War’s Desperate End: A Review of The Blossom and the Firefly

In the final months of WWII, 16-year-old Hana has just survived a bombing near her home on a southern island of Japan. Bruised and traumatized, she still has to report for work at an airbase, where she and other teenage girls will be seeing off young pilots before they “body-crash”, or fly their broken-down planes, into American ships. Heading toward the airbase is 18-year-old Taro, a gifted violinist and pilot, who experiences flying a plane as another form of music. Taro and his friends have no choice but to sacrifice their young lives for what is to the outside world a lost cause but because of the Japanese regime’s propaganda, the best way of saving the country and defeating the enemy. Though he’s only supposed to stay at the base overnight, bad weather and mechanical problems keep Taro and one other pilot there for days, where he and Hana connect and he changes her life.

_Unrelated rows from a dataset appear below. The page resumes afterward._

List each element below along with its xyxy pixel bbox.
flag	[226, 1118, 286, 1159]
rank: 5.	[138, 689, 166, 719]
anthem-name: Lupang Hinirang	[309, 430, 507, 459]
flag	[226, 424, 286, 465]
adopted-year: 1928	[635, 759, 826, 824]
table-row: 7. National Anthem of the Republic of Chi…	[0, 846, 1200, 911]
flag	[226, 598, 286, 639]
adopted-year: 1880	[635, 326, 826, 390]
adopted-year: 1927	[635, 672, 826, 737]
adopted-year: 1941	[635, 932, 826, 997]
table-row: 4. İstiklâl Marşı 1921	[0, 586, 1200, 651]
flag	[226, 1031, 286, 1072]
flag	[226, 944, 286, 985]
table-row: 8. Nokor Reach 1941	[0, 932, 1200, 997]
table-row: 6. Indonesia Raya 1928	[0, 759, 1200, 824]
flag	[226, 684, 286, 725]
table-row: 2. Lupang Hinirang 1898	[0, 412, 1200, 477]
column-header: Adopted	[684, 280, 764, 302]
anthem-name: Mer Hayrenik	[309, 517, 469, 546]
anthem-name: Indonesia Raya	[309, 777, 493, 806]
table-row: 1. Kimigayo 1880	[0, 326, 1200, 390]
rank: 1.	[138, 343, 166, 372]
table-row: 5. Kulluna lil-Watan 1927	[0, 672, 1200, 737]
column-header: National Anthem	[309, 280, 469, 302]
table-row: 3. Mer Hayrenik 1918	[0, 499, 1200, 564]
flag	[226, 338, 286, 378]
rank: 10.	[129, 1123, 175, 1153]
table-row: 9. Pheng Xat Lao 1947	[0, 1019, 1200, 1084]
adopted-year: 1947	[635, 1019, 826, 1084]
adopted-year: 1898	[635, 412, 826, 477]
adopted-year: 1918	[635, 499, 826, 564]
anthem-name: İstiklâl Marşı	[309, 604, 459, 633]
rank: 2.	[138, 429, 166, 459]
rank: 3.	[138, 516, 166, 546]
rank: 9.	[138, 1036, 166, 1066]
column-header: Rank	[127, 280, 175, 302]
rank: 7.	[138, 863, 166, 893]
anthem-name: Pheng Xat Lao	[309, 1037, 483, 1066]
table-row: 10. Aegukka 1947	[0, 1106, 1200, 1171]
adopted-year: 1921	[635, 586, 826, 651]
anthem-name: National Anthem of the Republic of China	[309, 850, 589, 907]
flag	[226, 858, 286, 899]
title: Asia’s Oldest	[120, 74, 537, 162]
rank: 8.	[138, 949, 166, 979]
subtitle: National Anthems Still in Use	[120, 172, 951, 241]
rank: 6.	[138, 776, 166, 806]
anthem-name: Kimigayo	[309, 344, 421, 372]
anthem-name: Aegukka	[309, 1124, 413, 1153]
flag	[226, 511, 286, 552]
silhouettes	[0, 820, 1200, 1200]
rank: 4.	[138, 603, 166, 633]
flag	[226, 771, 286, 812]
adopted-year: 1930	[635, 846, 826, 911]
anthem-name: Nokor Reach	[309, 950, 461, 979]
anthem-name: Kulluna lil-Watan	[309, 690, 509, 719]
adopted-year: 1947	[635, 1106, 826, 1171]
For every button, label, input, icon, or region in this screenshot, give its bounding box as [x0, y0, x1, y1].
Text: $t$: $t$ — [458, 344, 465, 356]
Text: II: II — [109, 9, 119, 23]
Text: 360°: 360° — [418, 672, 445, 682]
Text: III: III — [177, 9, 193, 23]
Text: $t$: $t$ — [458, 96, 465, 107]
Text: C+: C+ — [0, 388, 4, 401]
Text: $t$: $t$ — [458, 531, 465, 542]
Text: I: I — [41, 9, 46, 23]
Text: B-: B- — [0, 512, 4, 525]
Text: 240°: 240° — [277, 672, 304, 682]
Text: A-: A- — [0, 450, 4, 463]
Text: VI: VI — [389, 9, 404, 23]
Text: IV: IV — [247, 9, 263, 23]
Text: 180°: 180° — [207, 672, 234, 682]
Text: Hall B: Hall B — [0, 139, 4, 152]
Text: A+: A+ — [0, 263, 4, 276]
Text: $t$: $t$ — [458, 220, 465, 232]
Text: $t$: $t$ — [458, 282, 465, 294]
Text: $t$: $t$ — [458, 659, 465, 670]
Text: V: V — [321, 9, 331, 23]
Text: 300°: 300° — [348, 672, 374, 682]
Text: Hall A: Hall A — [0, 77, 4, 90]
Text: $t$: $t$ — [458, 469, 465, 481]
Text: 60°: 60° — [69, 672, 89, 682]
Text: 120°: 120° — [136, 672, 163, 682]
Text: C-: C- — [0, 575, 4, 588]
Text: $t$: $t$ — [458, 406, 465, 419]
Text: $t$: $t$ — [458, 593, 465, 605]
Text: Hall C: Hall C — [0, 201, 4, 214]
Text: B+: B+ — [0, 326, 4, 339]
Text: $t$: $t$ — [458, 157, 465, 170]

The author of Flygirl, the acclaimed YA novel about Black pilots in WWII, Sherri L. Smith returns with another thoroughly researched story filled with unforgettable characters. We know right away that Hana and Taro’s relationship is doomed, but we care about them nonetheless and hope some miracle will keep them alive and safe. In writing about Japanese teens during the war, alternating their perspectives, Smith explores the inner lives of people our history books have depicted as the enemy to show that they have the same hopes, dreams, and gifts as their American counterparts then and now. Her novel challenges readers to empathize with the Other, and to understand the larger political forces – ones not of their own making – that put these characters in life-and-death battles against young people more similar to them than different. Read at a time when political leaders stoke hatreds within and abroad, Smith’s story shows how legends and media became propaganda, and giving up one’s life to kill another was seen as a badge of honor.